LeetCode- 1170. Compare Strings by Frequency of the Smallest Character

Problem statement :-

Let’s define a function f(s) over a non-empty string s, which calculates the frequency of the smallest character in s. For example, if s = “dcce” then f(s) = 2 because the smallest character is “c” and its frequency is 2.

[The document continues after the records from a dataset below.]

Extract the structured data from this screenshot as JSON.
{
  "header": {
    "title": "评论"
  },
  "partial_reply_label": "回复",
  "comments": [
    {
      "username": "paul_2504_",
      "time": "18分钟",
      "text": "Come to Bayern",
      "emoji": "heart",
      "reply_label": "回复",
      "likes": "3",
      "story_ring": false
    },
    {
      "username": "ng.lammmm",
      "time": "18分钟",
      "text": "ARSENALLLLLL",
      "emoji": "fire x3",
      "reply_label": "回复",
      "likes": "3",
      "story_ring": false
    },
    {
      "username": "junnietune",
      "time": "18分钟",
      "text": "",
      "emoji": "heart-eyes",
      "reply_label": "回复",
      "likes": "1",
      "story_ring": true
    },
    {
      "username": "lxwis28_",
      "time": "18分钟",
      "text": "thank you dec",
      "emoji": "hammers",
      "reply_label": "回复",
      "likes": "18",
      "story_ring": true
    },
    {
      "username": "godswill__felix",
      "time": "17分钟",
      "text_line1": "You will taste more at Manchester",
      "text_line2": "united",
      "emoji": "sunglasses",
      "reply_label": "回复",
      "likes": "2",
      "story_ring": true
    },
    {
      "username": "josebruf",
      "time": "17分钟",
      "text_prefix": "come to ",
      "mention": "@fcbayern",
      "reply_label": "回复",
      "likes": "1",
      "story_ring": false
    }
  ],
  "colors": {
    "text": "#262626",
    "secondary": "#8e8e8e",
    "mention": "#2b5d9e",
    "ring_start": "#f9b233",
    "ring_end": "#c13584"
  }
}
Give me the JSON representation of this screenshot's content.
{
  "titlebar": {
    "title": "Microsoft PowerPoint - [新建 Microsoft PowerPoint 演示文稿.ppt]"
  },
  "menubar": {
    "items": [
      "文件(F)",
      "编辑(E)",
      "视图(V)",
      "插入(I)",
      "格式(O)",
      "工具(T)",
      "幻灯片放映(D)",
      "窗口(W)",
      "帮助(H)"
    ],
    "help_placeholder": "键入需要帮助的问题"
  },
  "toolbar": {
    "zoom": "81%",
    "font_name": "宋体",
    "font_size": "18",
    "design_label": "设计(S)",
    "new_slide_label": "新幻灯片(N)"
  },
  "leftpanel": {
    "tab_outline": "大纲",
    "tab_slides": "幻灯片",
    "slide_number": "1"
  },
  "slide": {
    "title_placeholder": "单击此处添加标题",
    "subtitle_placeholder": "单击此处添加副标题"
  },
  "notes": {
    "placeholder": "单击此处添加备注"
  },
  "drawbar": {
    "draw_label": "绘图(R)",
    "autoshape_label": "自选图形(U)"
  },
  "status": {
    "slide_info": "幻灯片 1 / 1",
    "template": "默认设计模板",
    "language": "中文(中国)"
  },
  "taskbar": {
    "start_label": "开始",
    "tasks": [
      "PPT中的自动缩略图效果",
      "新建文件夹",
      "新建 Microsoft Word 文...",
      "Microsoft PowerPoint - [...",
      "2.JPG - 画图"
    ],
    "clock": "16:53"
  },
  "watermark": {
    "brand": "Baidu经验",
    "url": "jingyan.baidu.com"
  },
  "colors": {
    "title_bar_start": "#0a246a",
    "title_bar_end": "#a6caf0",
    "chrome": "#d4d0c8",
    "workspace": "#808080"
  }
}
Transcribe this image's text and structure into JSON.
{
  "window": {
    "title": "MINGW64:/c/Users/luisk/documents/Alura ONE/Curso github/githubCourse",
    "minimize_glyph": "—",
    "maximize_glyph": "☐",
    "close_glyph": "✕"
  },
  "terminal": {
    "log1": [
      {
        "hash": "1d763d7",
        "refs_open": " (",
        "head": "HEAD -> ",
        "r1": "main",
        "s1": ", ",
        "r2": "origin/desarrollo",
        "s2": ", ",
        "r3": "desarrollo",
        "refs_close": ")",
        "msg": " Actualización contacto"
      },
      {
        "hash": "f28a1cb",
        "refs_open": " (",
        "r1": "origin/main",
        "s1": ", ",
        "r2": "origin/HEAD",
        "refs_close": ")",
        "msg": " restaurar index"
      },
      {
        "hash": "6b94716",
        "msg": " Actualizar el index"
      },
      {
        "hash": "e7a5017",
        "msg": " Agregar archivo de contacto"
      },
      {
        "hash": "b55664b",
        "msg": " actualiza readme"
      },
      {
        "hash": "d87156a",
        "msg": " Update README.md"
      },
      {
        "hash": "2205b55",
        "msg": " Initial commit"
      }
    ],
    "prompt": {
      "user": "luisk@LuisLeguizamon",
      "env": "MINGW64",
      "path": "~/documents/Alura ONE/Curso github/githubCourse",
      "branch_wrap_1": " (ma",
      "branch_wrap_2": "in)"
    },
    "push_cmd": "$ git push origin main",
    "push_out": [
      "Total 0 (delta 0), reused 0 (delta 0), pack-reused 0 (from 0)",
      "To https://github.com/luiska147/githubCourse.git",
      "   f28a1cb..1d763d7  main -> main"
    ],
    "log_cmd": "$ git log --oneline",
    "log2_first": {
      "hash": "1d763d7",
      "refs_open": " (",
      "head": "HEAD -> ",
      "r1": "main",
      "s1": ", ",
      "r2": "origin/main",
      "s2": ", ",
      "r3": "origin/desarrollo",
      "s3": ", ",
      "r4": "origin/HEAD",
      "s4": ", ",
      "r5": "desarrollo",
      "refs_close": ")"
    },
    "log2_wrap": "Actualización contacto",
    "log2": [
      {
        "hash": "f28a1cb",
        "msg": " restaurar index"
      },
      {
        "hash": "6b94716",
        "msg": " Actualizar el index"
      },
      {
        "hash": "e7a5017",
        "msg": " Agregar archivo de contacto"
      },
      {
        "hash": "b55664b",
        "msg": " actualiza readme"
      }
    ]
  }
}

Now, given string arrays queries and words, return an integer array answer, where each answer[i] is the number of words such that f(queries[i]) < f(W), where W is a word in words.

Example

Input: queries = ["cbd"], words = ["zaaaz"]
Output: [1]

Input: queries = ["bbb","cc"], words = ["a","aa","aaa","aaaa"]
Output: [1,2]

Solution

As the input are two list we have to return list which contains the count of occurrences where f(query) < f(word) for every (query, word) combination that can be made from the list of queries and words. As in the example two we have 2 queries and 4 words so we have following combination

all_comb = [("bbb","a"), ("bbb","aa"), ("bbb","aaa"), ("bbb","aaaa"),
("cc","a"), ("cc","aa"), ("cc","aaa"), ("cc","aaaa")]

Out of which only 1 pair satisfies f(query) < f(word) this condition for query 1 and 2 pair for query2. Note that the resulting list length will be same as the length of the queries list.

def string_freq(queries, words):
    queries_count = [s.count(min(s)) for s in queries]
    word_count = [w.count(min(w)) for w in words]
    answer = [sum(q < w for w in word_count) for q in queries_count]

    return answer

I hope this explanation and solution helped you.